Emmanuel Macron a été réélu ce dimanche 24 avril 2022 avec 58,5% des votes face à Marine Le Pen (41,5%). Le président a pu compter sur 18 779 641 français-es pour l’élire, Marine Le Pen 13 297 760 quand l’abstention et les votes blancs ou nuls ont atteint un niveau record, frôlant le cap des 17 millions d’électeur-trices (16 675 099).

Entre défiance et déception, le deuxième parti de France pour cette élection, est bel et bien l’abstention.

Le niveau d’abstention n’aura pas été si faible depuis 1969. A l’époque, le second tour de la présidentielle avait été boudé par 31,1% des inscrit-es. Ils étaient nombreu-ses à ne pas vouloir arbitrer le duel entre Georges Pompidou, finalement élu, et Alain Poher. A l’appel du candidat communiste éliminé au premier tour, les électeurs de gauche avaient massivement refusé de choisir, préférant l’abstention plutôt que les compromissions funestes.

En 1969 et 2017 aussi, l’abstention a augmenté entre les deux tours de la présidentielle, c’est seulement la troisième fois avec l’élection présidentielle de 2022. En effet, l’abstention a augmenté de 2,7 points par rapport à son niveau du premier tour qui était d’environ de 26,3%.

En 2017, alors que le duel opposait déjà Emmanuel Macron et Marine Le Pen, l’abstention s’établissait  à 25,4%, soit une hausse de 3,2 points entre le premier et le second tour. Des signes récurrents de l’essoufflement du régime présidentiel qui nuit de plus en plus à la démocratie attendue par les citoyen-nes.
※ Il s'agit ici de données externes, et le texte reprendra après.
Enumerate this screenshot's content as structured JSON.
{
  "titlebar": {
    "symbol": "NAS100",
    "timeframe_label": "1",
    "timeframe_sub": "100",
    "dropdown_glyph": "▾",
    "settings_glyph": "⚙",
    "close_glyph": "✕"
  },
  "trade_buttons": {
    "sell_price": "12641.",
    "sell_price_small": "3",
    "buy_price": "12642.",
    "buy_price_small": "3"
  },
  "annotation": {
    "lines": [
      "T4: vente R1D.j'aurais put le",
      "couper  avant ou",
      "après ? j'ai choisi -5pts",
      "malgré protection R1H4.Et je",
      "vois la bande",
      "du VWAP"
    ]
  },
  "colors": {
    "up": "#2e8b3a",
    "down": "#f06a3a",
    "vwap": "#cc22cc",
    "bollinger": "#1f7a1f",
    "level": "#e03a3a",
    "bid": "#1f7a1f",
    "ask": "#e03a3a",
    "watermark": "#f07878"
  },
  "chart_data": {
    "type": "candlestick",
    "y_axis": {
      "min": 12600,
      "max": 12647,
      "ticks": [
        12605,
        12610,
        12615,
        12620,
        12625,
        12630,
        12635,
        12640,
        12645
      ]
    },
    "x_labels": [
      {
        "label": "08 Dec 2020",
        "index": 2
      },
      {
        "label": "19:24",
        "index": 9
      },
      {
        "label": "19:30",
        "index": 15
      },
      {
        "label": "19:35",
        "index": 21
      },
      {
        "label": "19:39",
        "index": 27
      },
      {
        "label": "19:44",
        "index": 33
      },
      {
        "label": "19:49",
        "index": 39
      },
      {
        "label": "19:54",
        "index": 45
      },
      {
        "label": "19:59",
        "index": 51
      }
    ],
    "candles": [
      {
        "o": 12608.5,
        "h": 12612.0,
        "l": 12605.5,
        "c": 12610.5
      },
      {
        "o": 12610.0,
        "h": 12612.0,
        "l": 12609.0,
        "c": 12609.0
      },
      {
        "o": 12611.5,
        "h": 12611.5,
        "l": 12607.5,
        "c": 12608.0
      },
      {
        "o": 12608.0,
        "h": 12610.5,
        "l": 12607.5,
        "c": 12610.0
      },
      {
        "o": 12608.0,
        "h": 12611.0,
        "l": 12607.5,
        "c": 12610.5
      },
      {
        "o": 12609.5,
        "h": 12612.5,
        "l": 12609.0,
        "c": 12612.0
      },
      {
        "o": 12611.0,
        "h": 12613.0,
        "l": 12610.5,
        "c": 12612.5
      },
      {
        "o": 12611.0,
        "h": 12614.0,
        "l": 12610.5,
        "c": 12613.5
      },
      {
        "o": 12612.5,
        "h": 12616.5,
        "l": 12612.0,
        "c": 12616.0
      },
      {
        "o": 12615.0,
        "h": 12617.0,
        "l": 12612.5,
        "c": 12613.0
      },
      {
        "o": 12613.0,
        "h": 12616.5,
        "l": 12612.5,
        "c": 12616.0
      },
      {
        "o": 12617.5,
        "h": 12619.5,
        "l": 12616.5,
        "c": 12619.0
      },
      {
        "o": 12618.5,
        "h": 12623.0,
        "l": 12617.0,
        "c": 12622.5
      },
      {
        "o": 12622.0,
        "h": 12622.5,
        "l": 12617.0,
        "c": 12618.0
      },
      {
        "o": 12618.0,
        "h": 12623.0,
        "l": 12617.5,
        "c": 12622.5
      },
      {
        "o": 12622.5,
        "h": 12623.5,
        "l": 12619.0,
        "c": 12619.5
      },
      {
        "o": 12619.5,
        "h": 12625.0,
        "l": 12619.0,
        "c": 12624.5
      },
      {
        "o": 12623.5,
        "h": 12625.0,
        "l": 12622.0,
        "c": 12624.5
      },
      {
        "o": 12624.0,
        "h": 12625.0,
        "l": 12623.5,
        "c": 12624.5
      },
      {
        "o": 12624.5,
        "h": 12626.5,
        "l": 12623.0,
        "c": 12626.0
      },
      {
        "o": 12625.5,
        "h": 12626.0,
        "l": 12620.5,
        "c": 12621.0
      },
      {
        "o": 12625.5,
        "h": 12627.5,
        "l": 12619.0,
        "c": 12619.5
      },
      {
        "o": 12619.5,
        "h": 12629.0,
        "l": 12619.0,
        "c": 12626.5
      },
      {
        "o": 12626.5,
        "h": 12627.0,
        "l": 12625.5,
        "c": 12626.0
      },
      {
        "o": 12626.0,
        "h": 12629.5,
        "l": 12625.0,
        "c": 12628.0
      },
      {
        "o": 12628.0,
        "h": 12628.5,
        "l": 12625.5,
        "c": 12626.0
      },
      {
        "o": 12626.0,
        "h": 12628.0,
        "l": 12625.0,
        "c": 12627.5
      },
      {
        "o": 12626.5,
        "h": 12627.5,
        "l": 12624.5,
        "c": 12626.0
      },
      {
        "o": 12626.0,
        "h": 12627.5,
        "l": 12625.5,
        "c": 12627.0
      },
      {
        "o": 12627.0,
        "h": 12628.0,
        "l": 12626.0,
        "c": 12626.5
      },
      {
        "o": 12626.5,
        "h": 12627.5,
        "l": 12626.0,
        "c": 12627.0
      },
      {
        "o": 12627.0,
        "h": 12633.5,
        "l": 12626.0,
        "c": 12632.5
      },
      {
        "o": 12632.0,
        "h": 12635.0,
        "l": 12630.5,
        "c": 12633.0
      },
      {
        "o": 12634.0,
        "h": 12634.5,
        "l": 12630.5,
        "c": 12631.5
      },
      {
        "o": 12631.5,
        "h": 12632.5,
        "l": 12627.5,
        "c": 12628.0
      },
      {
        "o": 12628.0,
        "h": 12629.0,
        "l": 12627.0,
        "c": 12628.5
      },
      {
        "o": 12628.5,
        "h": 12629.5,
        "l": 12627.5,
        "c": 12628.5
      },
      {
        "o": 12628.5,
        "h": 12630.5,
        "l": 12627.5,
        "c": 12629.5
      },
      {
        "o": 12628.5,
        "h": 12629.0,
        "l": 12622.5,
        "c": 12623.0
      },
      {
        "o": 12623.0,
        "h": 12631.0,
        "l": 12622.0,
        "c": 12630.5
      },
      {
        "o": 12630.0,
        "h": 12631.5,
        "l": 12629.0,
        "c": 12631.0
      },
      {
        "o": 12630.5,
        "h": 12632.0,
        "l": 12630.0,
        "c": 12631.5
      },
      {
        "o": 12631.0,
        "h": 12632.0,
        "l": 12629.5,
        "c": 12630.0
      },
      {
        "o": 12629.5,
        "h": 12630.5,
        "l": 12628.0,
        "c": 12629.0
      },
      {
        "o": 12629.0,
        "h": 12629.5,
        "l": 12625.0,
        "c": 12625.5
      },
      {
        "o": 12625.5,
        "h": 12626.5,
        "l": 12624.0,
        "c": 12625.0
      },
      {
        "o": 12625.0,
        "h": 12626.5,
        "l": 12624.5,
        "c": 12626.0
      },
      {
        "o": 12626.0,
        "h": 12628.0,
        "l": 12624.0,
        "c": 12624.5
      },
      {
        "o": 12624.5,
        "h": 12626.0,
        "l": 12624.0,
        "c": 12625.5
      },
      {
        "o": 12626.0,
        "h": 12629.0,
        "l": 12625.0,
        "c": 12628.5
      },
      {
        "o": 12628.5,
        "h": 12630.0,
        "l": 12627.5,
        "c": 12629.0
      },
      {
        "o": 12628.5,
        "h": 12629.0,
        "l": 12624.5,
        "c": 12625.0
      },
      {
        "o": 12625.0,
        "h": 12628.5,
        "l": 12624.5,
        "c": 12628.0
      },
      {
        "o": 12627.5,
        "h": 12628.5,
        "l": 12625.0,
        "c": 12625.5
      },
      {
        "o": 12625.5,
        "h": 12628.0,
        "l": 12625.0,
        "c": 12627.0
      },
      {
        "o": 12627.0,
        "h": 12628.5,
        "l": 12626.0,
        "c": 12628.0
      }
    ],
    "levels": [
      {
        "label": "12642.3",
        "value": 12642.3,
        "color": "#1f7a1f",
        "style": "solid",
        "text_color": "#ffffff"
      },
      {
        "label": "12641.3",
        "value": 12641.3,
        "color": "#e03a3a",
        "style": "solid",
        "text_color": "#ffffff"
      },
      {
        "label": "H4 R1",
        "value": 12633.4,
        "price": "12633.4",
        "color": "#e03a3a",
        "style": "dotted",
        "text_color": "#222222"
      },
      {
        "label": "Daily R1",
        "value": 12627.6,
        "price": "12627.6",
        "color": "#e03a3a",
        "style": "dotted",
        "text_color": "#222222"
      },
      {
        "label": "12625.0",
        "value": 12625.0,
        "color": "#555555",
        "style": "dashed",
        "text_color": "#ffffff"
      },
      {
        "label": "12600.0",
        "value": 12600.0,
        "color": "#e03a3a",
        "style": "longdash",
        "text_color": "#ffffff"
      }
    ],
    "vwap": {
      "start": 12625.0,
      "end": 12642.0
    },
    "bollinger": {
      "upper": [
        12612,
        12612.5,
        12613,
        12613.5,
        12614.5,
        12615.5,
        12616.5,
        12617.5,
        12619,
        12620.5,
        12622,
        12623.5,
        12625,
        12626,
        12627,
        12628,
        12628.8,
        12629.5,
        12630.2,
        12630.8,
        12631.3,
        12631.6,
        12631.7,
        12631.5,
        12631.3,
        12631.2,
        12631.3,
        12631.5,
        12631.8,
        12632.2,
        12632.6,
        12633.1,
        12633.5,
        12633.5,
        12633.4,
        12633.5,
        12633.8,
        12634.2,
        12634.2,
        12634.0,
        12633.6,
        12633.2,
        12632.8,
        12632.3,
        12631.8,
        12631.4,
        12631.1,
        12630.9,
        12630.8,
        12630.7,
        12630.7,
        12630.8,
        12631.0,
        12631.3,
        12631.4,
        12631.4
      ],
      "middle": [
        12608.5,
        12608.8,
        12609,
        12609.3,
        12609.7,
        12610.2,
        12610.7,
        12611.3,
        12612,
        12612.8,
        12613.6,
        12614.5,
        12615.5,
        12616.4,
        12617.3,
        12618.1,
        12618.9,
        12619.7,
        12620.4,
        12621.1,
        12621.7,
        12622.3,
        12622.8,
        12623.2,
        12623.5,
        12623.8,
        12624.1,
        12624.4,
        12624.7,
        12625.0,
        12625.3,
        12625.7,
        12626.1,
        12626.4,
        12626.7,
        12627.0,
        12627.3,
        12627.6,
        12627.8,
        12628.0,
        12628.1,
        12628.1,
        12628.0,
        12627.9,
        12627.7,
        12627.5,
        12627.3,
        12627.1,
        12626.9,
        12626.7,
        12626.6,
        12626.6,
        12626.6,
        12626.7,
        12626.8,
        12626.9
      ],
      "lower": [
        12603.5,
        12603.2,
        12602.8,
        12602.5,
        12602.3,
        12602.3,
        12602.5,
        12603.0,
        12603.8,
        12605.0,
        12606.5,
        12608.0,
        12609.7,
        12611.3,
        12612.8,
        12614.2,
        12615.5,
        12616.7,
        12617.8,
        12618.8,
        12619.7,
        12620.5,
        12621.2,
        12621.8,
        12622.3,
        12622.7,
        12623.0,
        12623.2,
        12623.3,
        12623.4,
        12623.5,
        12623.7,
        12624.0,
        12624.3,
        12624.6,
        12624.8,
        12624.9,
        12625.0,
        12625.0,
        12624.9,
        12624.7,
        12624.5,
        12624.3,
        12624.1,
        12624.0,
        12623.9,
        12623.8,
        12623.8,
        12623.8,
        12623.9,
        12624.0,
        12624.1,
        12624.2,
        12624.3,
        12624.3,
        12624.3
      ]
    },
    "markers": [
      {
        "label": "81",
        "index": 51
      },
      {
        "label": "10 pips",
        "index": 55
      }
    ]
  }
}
La gauche à « 421 420  » voix près 

La gauche absente du second tour a également participé à faire augmenter l’abstention.  Alors qu’il ne manquait que 421 420 voix à Jean-Luc Mélenchon pour accéder au 2nd tour de l’élection présidentielle, une large majorité de la gauche a préféré s’abstenir alors même que les minorités se sont retrouvées instrumentalisées par un vote pour ou contre leur survie; une invraisemblance de plus qui effrite encore une fois la confiance des électeur-trices vis-à-vis du régime présidentiel.

Ainsi, lors de la consultation lancée par Jean-Luc Mélenchon entre les deux tours, le vote blanc ou nul est arrivé en tête chez les Insoumis, avec 37,65 % des 215.292 voix exprimées, le vote Macron arrive ensuite avec 33,4 % des voix, devant l’abstention avec près de 29 %; l’abstention et le vote blanc correspondent à une large majorité à gauche même si une frange a souhaité voter Emmanuel Macron au second tour. D’après un sondage Ipsos, 42% des électeur-trices d’Emmanuel Macron auraient voté pour lui afin de faire barrage à Marine Le Pen; un président bien réélu mais avec le vote de plus d’un tiers des Insoumis, loin d’un vote d’adhésion.

 

Un vote extrémiste plus « anti Macron » que xénophobe

Instrumentalisées, les minorités LGBTQIA, musulmanes, noires ou exilées, l’ont été. Mais de ces scènes d’annonce des résultats comme à Hennin-Beaumont, c’est un profond découragement que l’on décèle plus qu’une haine de l’autre, un désarroi profond et l’envie de jouer le coup de poker -peut-être de trop- qui pourrait tout changer.

Les électeurs de Marine Le Pen c’est aussi la France Euro millions, la France où on a tout perdu et où on peut tout miser parce que l’on n’a plus rien à perdre, cette France où on nous a tout pris même le loisir de croire en un-e politique qui pourrait nous sortir de notre destin.

Ca n’est pas que la France des racistes, c’est la France de la peur, c’est la France triste où les lendemains ne chantent plus, la France perclue et recluse qui se mue dans un mépris et dans un état qu’elle identifie si mal, la France des oublié-es de la mondialisation, celle d’Emmanuel Macron, c’est la France qui a traversé la rue tant de fois en espérant y trouver quelque chose d’autre que du mépris; mais ça n’est pas toujours la France que l’on croit.

Les 42% d’électeur-trices qui ont voté Marine Le Pen sont aussi ceux à qui on ne laisse plus le choix si ce n’est de faire face à l’incompréhension d’un régime présidentiel enfermé dans sa tour d’ivoire.

Mais si ces quelque 13 millions d’électeur-trices voient leur candidate échouer, les 16 millions d’abstentionnistes demandent eux bien plus qu’un représentant politique. Il est davantage question ici d’un besoin profond d’équilibre et de réformer, moderniser la Ve République, désormais, bien trop souvent synonyme d’institutions incomprises et dysfonctionnantes.